Further, the coil 84a may be arranged at the inner side of the radial direction of the auxiliary heat generation plate 69 in the inner peripheral side of the belt 50. Compared with a case in which the coil 84a is arranged at the outer peripheral side of the belt 50, the coil 84a can be aggregated at the inner peripheral side of the belt 50 together with the auxiliary heat generation plate 69.

The fixing apparatus 234 may not include the coil 84a but include a measurement section using the main coil 56. Compared with a case in which the coil 84a faces the end 69c of the auxiliary heat generation plate 69 across the belt 50, the electrical resistance of the main coil 56 at a position adjacent to the facing area 69a can be measured. Thus, the change of the magnetism of the facing area 69a can be determined. Compared with a case in which the coil 84a is configured separately from the main coil 56, the number of the components can be reduced, and thus the constitution of the fixing apparatus 234 can be simplified.

The functions of the fixing apparatus according to the foregoing embodiments may be realized by a computer. In this case, programs for realizing the functions are recorded in a computer-readable recording medium and the programs recorded in the computer-readable recording medium may be read into a computer system and executed to be realized. Further, it is assumed that the "computer system" described herein contains an operating system or hardware such as peripheral devices. Further, the "computer-readable recording medium" refers to a portable medium such as a flexible disc, a magneto-optical disk, a ROM, a CD-ROM and the like or a storage device such as a hard disk built in the computer system. Furthermore, the "computer-readable recording medium" refers to a medium for dynamically holding the programs for a short time like a communication wire in a case in which the programs are sent via a communication line such as a network like the Internet or a telephone line.
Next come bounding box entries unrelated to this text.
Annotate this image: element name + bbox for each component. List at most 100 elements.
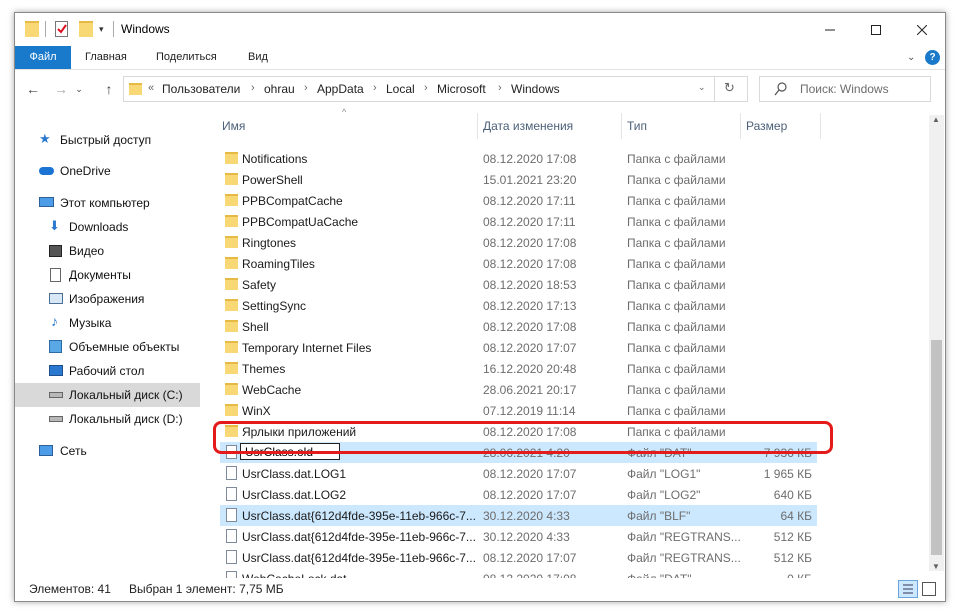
close-button[interactable]: [899, 13, 945, 46]
breadcrumb-overflow[interactable]: «: [148, 82, 154, 94]
back-arrow-icon[interactable]: ←: [23, 79, 43, 99]
new-folder-icon[interactable]: [79, 21, 93, 37]
help-icon[interactable]: ?: [925, 50, 940, 65]
file-icon: [226, 529, 237, 543]
file-date: 30.12.2020 4:33: [483, 509, 570, 523]
scroll-thumb[interactable]: [931, 340, 942, 555]
nav-pictures[interactable]: Изображения: [15, 287, 200, 311]
cube-icon: [49, 340, 62, 353]
cloud-icon: [39, 167, 54, 175]
nav-downloads[interactable]: ⬇ Downloads: [15, 215, 200, 239]
file-name: WinX: [242, 404, 271, 418]
maximize-button[interactable]: [853, 13, 899, 46]
breadcrumb-users[interactable]: Пользователи: [162, 82, 240, 96]
refresh-icon[interactable]: ↻: [724, 80, 735, 96]
table-row[interactable]: Shell 08.12.2020 17:08 Папка с файлами: [220, 316, 817, 337]
breadcrumb-ohrau[interactable]: ohrau: [264, 82, 295, 96]
expand-ribbon-icon[interactable]: ⌄: [907, 46, 915, 69]
breadcrumb-appdata[interactable]: AppData: [317, 82, 364, 96]
column-divider: [477, 113, 478, 139]
table-row[interactable]: PPBCompatUaCache 08.12.2020 17:11 Папка с …: [220, 211, 817, 232]
up-arrow-icon[interactable]: ↑: [99, 79, 119, 99]
table-row[interactable]: SettingSync 08.12.2020 17:13 Папка с файла…: [220, 295, 817, 316]
tab-home[interactable]: Главная: [85, 46, 127, 69]
table-row[interactable]: PPBCompatCache 08.12.2020 17:11 Папка с фа…: [220, 190, 817, 211]
table-row[interactable]: WinX 07.12.2019 11:14 Папка с файлами: [220, 400, 817, 421]
table-row[interactable]: Temporary Internet Files 08.12.2020 17:07…: [220, 337, 817, 358]
tab-file[interactable]: Файл: [15, 46, 71, 69]
separator: [45, 21, 46, 37]
nav-this-pc[interactable]: Этот компьютер: [15, 191, 200, 215]
table-row[interactable]: UsrClass.dat{612d4fde-395e-11eb-966c-7..…: [220, 505, 817, 526]
title-bar: ▾ Windows: [15, 13, 945, 46]
item-count: Элементов: 41: [29, 582, 111, 596]
file-icon: [226, 487, 237, 501]
table-row[interactable]: Safety 08.12.2020 18:53 Папка с файлами: [220, 274, 817, 295]
file-type: Папка с файлами: [627, 152, 726, 166]
desktop-icon: [49, 365, 63, 376]
nav-music[interactable]: ♪ Музыка: [15, 311, 200, 335]
file-name: UsrClass.dat.LOG1: [242, 467, 347, 481]
column-header-date[interactable]: Дата изменения: [483, 119, 573, 133]
column-header-name[interactable]: Имя: [222, 119, 245, 133]
nav-3d-objects[interactable]: Объемные объекты: [15, 335, 200, 359]
chevron-right-icon: ›: [498, 82, 502, 94]
nav-onedrive[interactable]: OneDrive: [15, 159, 200, 183]
tab-share[interactable]: Поделиться: [156, 46, 217, 69]
column-divider: [740, 113, 741, 139]
file-name: Safety: [242, 278, 277, 292]
nav-quick-access[interactable]: ★ Быстрый доступ: [15, 128, 200, 152]
customize-toolbar-icon[interactable]: ▾: [99, 21, 109, 37]
nav-drive-d[interactable]: Локальный диск (D:): [15, 407, 200, 431]
file-list: ^ Имя Дата изменения Тип Размер Notifica…: [215, 107, 945, 586]
table-row[interactable]: UsrClass.dat.LOG2 08.12.2020 17:07 Файл "L…: [220, 484, 817, 505]
file-name: PPBCompatUaCache: [242, 215, 359, 229]
nav-drive-c[interactable]: Локальный диск (C:): [15, 383, 200, 407]
file-date: 28.06.2021 20:17: [483, 383, 577, 397]
table-row[interactable]: UsrClass.dat{612d4fde-395e-11eb-966c-7..…: [220, 526, 817, 547]
table-row[interactable]: PowerShell 15.01.2021 23:20 Папка с файлам…: [220, 169, 817, 190]
file-date: 08.12.2020 17:08: [483, 236, 577, 250]
scroll-up-icon[interactable]: ▲: [932, 115, 940, 124]
recent-locations-icon[interactable]: ⌄: [73, 79, 85, 99]
navigation-pane: ★ Быстрый доступ OneDrive Этот компьютер…: [15, 109, 215, 574]
nav-documents[interactable]: Документы: [15, 263, 200, 287]
nav-network[interactable]: Сеть: [15, 439, 200, 463]
search-icon: [774, 82, 787, 96]
address-bar[interactable]: « Пользователи › ohrau › AppData › Local…: [123, 76, 748, 102]
table-row[interactable]: UsrClass.dat.LOG1 08.12.2020 17:07 Файл "L…: [220, 463, 817, 484]
forward-arrow-icon[interactable]: →: [51, 79, 71, 99]
column-header-type[interactable]: Тип: [627, 119, 647, 133]
folder-icon: [225, 215, 238, 227]
table-row[interactable]: WebCache 28.06.2021 20:17 Папка с файлами: [220, 379, 817, 400]
details-view-icon[interactable]: [898, 580, 918, 598]
address-dropdown-icon[interactable]: ⌄: [698, 82, 706, 93]
nav-videos[interactable]: Видео: [15, 239, 200, 263]
column-header-size[interactable]: Размер: [746, 119, 787, 133]
breadcrumb-local[interactable]: Local: [386, 82, 415, 96]
breadcrumb-windows[interactable]: Windows: [511, 82, 560, 96]
table-row[interactable]: Ringtones 08.12.2020 17:08 Папка с файлами: [220, 232, 817, 253]
file-name: UsrClass.dat{612d4fde-395e-11eb-966c-7..…: [242, 530, 476, 544]
highlight-annotation: [213, 421, 833, 454]
chevron-right-icon: ›: [373, 82, 377, 94]
file-size: 1 965 КБ: [763, 467, 812, 481]
nav-desktop[interactable]: Рабочий стол: [15, 359, 200, 383]
selection-info: Выбран 1 элемент: 7,75 МБ: [129, 582, 284, 596]
table-row[interactable]: Themes 16.12.2020 20:48 Папка с файлами: [220, 358, 817, 379]
scroll-down-icon[interactable]: ▼: [932, 562, 940, 571]
table-row[interactable]: UsrClass.dat{612d4fde-395e-11eb-966c-7..…: [220, 547, 817, 568]
table-row[interactable]: Notifications 08.12.2020 17:08 Папка с фай…: [220, 148, 817, 169]
minimize-button[interactable]: [807, 13, 853, 46]
file-type: Файл "REGTRANS...: [627, 551, 741, 565]
breadcrumb-microsoft[interactable]: Microsoft: [437, 82, 486, 96]
search-input[interactable]: Поиск: Windows: [759, 76, 931, 102]
folder-icon: [225, 278, 238, 290]
file-date: 08.12.2020 18:53: [483, 278, 577, 292]
table-row[interactable]: RoamingTiles 08.12.2020 17:08 Папка с файл…: [220, 253, 817, 274]
properties-icon[interactable]: [55, 21, 68, 37]
large-icons-view-icon[interactable]: [922, 582, 936, 596]
vertical-scrollbar[interactable]: ▲ ▼: [929, 115, 944, 571]
file-date: 08.12.2020 17:11: [483, 194, 576, 208]
tab-view[interactable]: Вид: [248, 46, 268, 69]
The "computer-readable recording medium" may hold the programs for a certain time like a volatile memory in the computer system serving as a server and a client. The foregoing programs may realize a part of the above-mentioned functions. Further, the foregoing program may be realized by the combination of the above-mentioned functions with the programs already recorded in the computer system.

While certain embodiments have been described, these embodiments have been presented by way of example only, and are not intended to limit the scope of the invention. Indeed, the novel embodiments described herein may be embodied in a variety of other forms; furthermore, various omissions, substitutions and changes in the form of the embodiments described herein may be made without departing from the spirit of the invention. The accompanying claims and their equivalents are intended to cover such forms or modifications as would fall within the scope and spirit of the invention.